Brennpunkt: Kleinkindbranche unter Druck
Sinkende Geburtenzahlen treffen nicht nur Bildung und Sozialversicherungen – sie zeigen längst Wirkung in der Wirtschaft. Besonders betroffen: die Baby- und Kleinkindbranche. Hersteller, Händler und Dienstleister kämpfen mit rückläufigen Umsätzen und einem strukturellen Wandel.

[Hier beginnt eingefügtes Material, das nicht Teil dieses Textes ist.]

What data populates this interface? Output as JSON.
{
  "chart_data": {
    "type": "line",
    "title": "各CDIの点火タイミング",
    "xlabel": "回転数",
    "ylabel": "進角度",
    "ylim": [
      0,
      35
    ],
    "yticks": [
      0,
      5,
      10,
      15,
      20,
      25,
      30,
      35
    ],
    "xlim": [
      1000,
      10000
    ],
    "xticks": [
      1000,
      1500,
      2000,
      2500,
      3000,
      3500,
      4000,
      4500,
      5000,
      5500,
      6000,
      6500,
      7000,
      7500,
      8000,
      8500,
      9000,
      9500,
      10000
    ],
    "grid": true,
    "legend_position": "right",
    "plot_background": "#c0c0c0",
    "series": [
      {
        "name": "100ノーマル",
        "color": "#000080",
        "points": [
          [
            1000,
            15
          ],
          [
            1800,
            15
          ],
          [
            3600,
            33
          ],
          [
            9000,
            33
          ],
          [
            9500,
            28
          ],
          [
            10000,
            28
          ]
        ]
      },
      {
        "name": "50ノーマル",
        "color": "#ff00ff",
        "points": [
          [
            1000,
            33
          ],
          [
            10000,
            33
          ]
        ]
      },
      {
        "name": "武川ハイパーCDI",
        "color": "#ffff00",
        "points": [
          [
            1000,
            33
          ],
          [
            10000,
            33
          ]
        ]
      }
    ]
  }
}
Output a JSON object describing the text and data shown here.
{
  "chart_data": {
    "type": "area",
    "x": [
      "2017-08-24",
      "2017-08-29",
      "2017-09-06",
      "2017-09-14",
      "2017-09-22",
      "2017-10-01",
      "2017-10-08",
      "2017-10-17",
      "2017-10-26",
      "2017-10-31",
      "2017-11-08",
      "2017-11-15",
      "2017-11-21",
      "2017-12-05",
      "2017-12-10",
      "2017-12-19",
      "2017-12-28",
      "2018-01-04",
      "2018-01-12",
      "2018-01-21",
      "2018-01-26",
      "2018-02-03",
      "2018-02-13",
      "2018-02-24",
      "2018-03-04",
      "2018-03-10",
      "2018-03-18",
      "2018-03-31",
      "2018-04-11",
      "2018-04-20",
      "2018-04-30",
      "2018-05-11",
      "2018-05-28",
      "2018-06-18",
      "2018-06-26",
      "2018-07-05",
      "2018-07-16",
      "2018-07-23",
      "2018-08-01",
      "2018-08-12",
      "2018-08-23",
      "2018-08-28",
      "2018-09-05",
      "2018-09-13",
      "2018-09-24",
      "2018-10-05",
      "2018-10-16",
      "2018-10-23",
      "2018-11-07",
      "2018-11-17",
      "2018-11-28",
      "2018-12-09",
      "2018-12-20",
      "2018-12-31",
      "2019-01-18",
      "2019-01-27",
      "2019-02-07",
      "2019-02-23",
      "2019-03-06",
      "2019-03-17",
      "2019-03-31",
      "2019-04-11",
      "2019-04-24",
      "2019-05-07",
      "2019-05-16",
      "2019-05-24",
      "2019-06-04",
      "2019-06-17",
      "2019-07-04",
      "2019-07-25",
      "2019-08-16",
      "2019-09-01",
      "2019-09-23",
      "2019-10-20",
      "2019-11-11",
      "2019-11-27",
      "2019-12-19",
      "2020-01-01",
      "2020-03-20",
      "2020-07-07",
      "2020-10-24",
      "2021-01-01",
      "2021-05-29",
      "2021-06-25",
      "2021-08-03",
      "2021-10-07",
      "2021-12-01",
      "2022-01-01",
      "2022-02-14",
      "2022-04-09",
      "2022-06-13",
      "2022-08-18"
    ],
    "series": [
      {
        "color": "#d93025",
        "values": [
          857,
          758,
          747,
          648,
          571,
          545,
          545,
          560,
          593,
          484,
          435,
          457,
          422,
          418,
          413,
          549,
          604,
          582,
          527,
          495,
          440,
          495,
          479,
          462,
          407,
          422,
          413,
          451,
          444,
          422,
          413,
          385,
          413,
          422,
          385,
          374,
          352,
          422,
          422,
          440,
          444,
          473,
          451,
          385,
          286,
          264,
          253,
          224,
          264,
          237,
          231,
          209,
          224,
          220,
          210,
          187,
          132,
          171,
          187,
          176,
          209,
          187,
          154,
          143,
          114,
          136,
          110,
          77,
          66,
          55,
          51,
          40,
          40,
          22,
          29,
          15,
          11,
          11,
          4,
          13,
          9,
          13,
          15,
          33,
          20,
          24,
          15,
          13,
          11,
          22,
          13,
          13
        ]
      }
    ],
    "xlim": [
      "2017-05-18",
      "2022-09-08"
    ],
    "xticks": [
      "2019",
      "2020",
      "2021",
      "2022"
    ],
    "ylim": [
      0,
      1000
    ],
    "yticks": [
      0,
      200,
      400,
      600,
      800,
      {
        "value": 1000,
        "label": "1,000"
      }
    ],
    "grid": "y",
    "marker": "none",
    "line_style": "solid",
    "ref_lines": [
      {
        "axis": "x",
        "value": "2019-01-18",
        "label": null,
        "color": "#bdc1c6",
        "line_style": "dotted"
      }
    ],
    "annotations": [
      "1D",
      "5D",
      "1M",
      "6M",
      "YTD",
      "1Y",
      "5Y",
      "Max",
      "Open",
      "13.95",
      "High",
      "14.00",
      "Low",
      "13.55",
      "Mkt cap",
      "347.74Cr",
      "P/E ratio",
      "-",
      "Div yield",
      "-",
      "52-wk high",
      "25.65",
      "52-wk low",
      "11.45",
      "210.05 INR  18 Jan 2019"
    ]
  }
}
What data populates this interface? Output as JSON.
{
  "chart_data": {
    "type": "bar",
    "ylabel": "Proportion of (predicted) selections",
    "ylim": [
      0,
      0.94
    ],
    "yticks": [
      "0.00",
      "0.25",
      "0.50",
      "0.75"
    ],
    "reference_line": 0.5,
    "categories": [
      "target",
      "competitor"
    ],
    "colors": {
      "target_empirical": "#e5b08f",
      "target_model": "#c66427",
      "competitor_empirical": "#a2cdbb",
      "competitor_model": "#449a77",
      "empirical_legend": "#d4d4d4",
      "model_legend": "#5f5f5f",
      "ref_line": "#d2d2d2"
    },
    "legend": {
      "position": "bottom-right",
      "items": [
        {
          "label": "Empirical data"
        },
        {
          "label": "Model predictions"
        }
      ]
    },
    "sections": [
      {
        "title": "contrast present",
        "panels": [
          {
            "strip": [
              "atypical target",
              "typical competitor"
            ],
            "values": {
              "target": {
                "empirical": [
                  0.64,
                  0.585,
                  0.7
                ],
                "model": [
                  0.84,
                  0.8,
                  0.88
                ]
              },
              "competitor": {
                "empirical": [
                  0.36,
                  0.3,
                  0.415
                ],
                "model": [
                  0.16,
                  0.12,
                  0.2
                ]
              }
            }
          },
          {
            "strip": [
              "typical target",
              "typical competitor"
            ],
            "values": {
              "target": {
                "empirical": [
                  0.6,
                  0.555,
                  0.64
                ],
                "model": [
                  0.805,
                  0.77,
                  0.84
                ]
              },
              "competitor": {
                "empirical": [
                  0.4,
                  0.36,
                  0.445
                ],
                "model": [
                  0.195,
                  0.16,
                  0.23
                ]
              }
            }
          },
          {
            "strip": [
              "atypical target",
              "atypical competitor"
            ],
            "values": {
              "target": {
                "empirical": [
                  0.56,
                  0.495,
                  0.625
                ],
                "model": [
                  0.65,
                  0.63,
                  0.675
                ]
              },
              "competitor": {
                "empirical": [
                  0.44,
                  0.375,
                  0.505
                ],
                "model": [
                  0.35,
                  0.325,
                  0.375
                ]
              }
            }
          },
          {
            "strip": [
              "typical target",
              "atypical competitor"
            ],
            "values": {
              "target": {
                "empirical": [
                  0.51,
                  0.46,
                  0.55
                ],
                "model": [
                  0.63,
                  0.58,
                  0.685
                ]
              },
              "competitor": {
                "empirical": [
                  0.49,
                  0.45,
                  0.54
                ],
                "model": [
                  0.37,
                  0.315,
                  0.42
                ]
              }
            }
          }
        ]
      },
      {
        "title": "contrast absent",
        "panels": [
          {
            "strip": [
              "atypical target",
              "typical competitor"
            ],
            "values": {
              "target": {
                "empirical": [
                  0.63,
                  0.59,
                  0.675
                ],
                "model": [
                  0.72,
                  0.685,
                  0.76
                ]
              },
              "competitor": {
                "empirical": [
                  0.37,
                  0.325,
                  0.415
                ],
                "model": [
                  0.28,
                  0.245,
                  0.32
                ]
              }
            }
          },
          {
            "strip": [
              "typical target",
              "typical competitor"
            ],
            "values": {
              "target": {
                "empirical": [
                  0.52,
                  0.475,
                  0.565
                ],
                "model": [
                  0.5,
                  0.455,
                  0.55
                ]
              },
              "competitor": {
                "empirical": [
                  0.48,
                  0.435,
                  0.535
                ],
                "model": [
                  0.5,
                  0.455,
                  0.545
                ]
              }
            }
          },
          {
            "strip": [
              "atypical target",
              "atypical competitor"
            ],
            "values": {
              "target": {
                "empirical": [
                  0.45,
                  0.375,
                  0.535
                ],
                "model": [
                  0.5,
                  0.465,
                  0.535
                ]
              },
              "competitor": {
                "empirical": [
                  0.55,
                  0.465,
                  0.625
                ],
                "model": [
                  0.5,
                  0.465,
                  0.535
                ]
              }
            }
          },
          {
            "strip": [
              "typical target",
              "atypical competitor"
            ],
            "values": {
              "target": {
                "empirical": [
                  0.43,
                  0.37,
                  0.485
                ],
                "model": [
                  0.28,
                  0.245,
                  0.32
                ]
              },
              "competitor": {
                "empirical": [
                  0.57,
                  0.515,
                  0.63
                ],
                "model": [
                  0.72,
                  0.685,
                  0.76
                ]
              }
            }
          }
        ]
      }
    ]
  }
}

Die anhaltend niedrige Geburtenrate in Deutschland stellt die Baby- und Kleinkindbranche vor tiefgreifende Herausforderungen. Während früher stabile oder wachsende Geburtenjahrgänge für kontinuierliche Nachfrage sorgten, führen demografische Veränderungen heute zu spürbaren Umsatzrückgängen in vielen Segmenten von Erstausstattung über Pflegeprodukte bis hin zu Dienstleistungen rund ums junge Familienleben. Für Hersteller und Händler bedeutet das: Umdenken. Nur wer sich auf die veränderten Bedürfnisse junger Familien einstellt und innovative Ansätze verfolgt, kann im Wettbewerb bestehen. Doch welche Aspekte würden die Familiengründung erleichtern und wie familienfreundlich ist Deutschland? Trotz Elterngeld, Kita-Ausbau und steuerlicher Entlastungen empfinden viele junge Menschen die Vereinbarkeit von Familie und Beruf, finanzielle Sicherheit und soziale Unterstützung weiterhin als unzureichend. Diese Rahmenbedingungen beeinflussen nicht nur die Entscheidung für oder gegen Kinder, sondern auch das Konsumverhalten junger Familien.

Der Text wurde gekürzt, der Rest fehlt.